August 22, 2013
Blue states like California and Illinois are struggling meeting obligations for their own public pension funds, so they certainly don’t need this latest bit of news—their tax bases are shrinking drastically. A new study on state-by-state income migration from the Tax Foundation (h/t WSJ), found that New York, California, and Illinois—the largest blue states in the country—led the country in income flight during the last decade. New York was hit particularly hard, losing $46 billion dollars of taxable income to people leaving the state over the past ten years.

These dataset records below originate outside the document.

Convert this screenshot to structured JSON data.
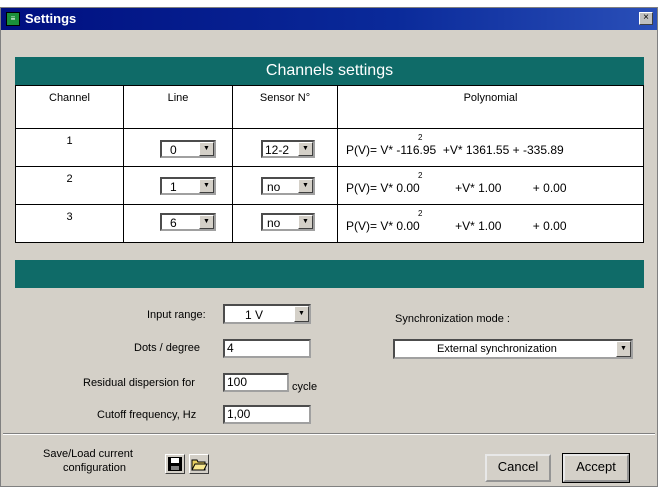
{
  "window": {
    "title": "Settings",
    "close_glyph": "×"
  },
  "channels": {
    "header": "Channels settings",
    "columns": [
      "Channel",
      "Line",
      "Sensor N°",
      "Polynomial"
    ],
    "rows": [
      {
        "channel": "1",
        "line": "0",
        "sensor": "12-2",
        "prefix": "P(V)= V*",
        "exp": "2",
        "a": "-116.95",
        "mid": "+V*",
        "b": "1361.55",
        "plus": "+",
        "c": "-335.89"
      },
      {
        "channel": "2",
        "line": "1",
        "sensor": "no",
        "prefix": "P(V)= V*",
        "exp": "2",
        "a": "0.00",
        "mid": "+V*",
        "b": "1.00",
        "plus": "+",
        "c": "0.00"
      },
      {
        "channel": "3",
        "line": "6",
        "sensor": "no",
        "prefix": "P(V)= V*",
        "exp": "2",
        "a": "0.00",
        "mid": "+V*",
        "b": "1.00",
        "plus": "+",
        "c": "0.00"
      }
    ]
  },
  "params": {
    "input_range_label": "Input range:",
    "input_range_value": "1 V",
    "dots_label": "Dots / degree",
    "dots_value": "4",
    "residual_label": "Residual dispersion for",
    "residual_value": "100",
    "residual_unit": "cycle",
    "cutoff_label": "Cutoff frequency, Hz",
    "cutoff_value": "1,00",
    "sync_label": "Synchronization mode :",
    "sync_value": "External synchronization"
  },
  "footer": {
    "save_load_line1": "Save/Load current",
    "save_load_line2": "configuration",
    "save_icon": "floppy-disk-icon",
    "open_icon": "open-folder-icon",
    "cancel_label": "Cancel",
    "accept_label": "Accept"
  },
  "colors": {
    "title_bar": "#000f80",
    "banner": "#0f6b68",
    "dialog_bg": "#d4d0c8"
  }
}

And these states were not alone: blue stalwarts like Maryland, New Jersey, and Massachusetts were not far behind.
Red and purple destinations like Florida, Texas, Arizona and North Carolina led the pack of states benefiting from this migration, each gaining over $10 billion in taxable income due to new migrants from other states. Although the red/blue divide breaks down somewhat towards the middle of the group—red states like Louisiana saw some minor losses while blue states like Vermont enjoyed modest gains—the overall pattern is hard to miss.
One of the trends driving blue boosters to despair is that the most extensive government programs require taxes hikes which tend to cause businesses to flee, eventually taking residents and their tax dollars with them. This erosion of the tax base forces states to hike taxes further to keep the system running which only accelerates the process.
Then there are the businesses — like gunmakers — who have left in the face of cultural/legal pogroms. Either way, bring your jobs to Tennessee!